Rock, mostly limestone, which can lie in thick slabs across many of the Rodman Companies' jobsites, is a constant vexation for its excavating crews. On a current job, for example, the company must move 370,000 cubic yards of rock—with cuts as deep as 17 feet—as crews excavate utility trenches and building pads for a new high school.
Since blasting is out of the question on most jobsites, says Vilhauer, the company has experimented with all sorts of rock-cutting systems, but has essentially settled on using big crawler dozers with rippers as the best of alternatives. But this method is a compromise, he says, because it's exceedingly slow and tears up expensive tractors.
"Seldom is the rock in a formation where you can 'flake' it—pull it out in small pieces," he says. "Most formations have ledges, and usually you pull up big slabs that must be popped with the ripper just to get them down to a size that the tractor can climb over. Now you have an $800,000 machine twisting and turning all day on the rock trying to break it. And if you happen to be over soft material, you just push the rock farther down."
In the past, says Vilhauer, the chunks of limestone left by the dozers were hauled away and replaced by a uniformly graded material known as select fill. But the select-fill resource is about gone, he says, and as a consequence, some specifications now allow on-site limestone to be used as fill. The catch, though, is that the material typically must be processed down to at least 4-inch-minus before it's acceptable.

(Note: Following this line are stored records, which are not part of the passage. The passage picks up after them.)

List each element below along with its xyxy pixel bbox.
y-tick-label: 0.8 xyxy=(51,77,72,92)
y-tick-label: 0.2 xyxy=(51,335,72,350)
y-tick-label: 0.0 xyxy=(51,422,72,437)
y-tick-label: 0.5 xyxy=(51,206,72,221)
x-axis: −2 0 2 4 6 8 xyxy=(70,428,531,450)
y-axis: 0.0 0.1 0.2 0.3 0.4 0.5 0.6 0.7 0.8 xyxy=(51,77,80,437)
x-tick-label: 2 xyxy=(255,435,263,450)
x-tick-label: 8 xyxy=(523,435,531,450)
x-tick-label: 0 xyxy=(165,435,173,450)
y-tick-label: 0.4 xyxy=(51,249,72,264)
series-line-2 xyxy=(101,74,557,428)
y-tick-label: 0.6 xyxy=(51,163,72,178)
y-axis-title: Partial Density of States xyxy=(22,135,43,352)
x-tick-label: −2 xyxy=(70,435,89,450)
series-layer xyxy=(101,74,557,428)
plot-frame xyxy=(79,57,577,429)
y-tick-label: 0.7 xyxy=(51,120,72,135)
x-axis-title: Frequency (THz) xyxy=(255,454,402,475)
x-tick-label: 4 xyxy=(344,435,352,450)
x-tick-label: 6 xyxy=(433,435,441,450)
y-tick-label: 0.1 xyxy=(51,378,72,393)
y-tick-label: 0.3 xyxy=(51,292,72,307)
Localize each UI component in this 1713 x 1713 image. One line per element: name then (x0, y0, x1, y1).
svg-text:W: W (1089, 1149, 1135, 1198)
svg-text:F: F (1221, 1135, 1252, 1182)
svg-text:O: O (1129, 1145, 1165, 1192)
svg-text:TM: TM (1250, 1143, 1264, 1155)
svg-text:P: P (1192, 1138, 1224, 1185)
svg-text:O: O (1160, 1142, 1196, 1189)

"You can put a D10 out there, or even a D11, and then spend day after day trying to process this material—walk it down," he says. "These are rock tractors, but look at the wear and tear on undercarriages—and on the clutches and finals. The cost of processing rock with a D10 is $3.50 to $4.00 per yard. The alternative is to use a portable crusher, which takes three days to set up and further adds to the cost."
Obviously, given the problems of excavating rock, Vilhauer and Rich always have been willing to try different techniques that offered to make the process less arduous and less costly. But still, when David Griffis, the marketing representative for Construction Technologies Inc., the manufacturer of the IronWolf Crusher, called on the company, the contractors were skeptical.